Pero al llegar, noté que algo no andaba bien; por ningún
lado vi indicios de la librería. Donde quedaba, habían
exhibido abundantes árboles artificiales, bolas de
todos los colores y tamaños y colgandijos de esos que
por diciembre pululan en las casas. Entré extrañado
y atemorizado ante el cambio. Las venteras, sin embargo, eran
las mismas, disfrazadas de un verde intenso difícil
de olvidar. Pregunté por los libros y manifesté
mi deseo de comprarlos inmediatamente."Lo sentimos,
señor, los libros han sido trasladados a la bodega
porque ahora sólo se venden árboles, bolas,
luces y adornos navideños", me dijo la mujer que
parecía ser la encargada del negocio; lo expresó
sin inmutarse, sin compasión y sin dolor. La bodega
quedaba distante de la librería y la mercancía,
una vez entraba allí, quedaba sometida a un desprecio
temporal. Por supuesto, manifesté mi inconformidad
ante tamaño exabrupto; pero de nada sirvió.

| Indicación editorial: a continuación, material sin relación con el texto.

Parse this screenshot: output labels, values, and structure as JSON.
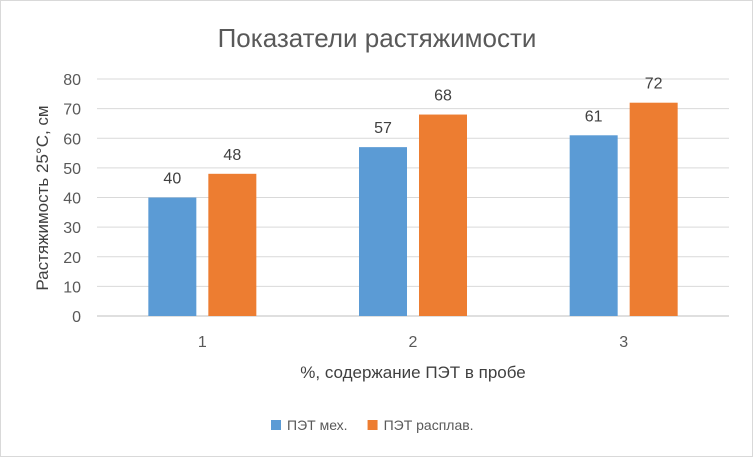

Mis voces de protesta se perdieron entre el clamor de compradores
solicitando el precio de las bolas y los árboles. La
joven que atendía en la puerta, o mejor, que vigilaba,
porque en dichos lugares todos somos delincuentes en potencia,
se acordó de mi rostro y me expresó que la librería
sólo se surtiría después de haber pasado
el ciclo de rigor de las actividades comerciales: temporada
navideña, inventario en enero y temporada escolar en
febrero y marzo; o sea, que debía aplazar mi sueño
por casi cuatro meses.
Me retiré entristecido, como aquel enfermo a quien
su médico le acaba de diagnosticar un mal incurable
y le ha asignado un corto tiempo de vida. Durante esos días
guardé el dinero con suma fidelidad, acariciando el
dichoso momento en que los libros estuvieran nuevamente a
mi alcance.
En la primera semana de abril volví con la intención
de llevármelos. Para mayor sorpresa, esta vez tampoco
estaban. "Hable con el dueño, señor",
me dijo otra de aquellas horripilantes mujeres con atuendo
de capitalistas. Me lo señaló sin mirar siquiera
hacia donde apuntaba su dedo. El hombre me atendió
molesto al tener que separar los ojos de las facturas que
estaba acomodando. Con una risa de esas que Baudelaire atribuye
sólo a la felicidad pletórica de los idiotas
que no comprenden lo que sucede, el dueño me contó
de manera sucinta que la librería había sido
cerrada definitivamente. Su espacio había sido ocupado
por cantidad de objetos de diversos tamaños y condiciones.
"Nos estamos preparando desde ya para el día de
la madre, señor", remató contundente el
insigne propietario. Utilizó el mismo tono despreocupado
y desdeñoso de la primera mujer que me explicó
su sistema de funcionamiento. "¿Y los libros,
qué los hicieron?", grité de manera febril."
Como no se vendían me explicó el señor
fueron rematados por el veinte por ciento de su valor real;
eso fue en la última semana de marzo, los restantes
fueron enviados a la sede de la librería en otra ciudad".
En esta segunda ocasión pude controlar mi instinto
homicida con mucha dificultad. Inútil resultaría
cualquier intento por subvertir el orden establecido por la
especie humana, pues las normas absurdas que rigen sus conductas
provienen acaso desde tiempos remotos. Pensé, entonces,
que por mucho que sacrificáramos a uno que otro imbécil,
éstos se seguirían reproduciendo al mismo ritmo
vertiginoso con que se renueva la mercancía.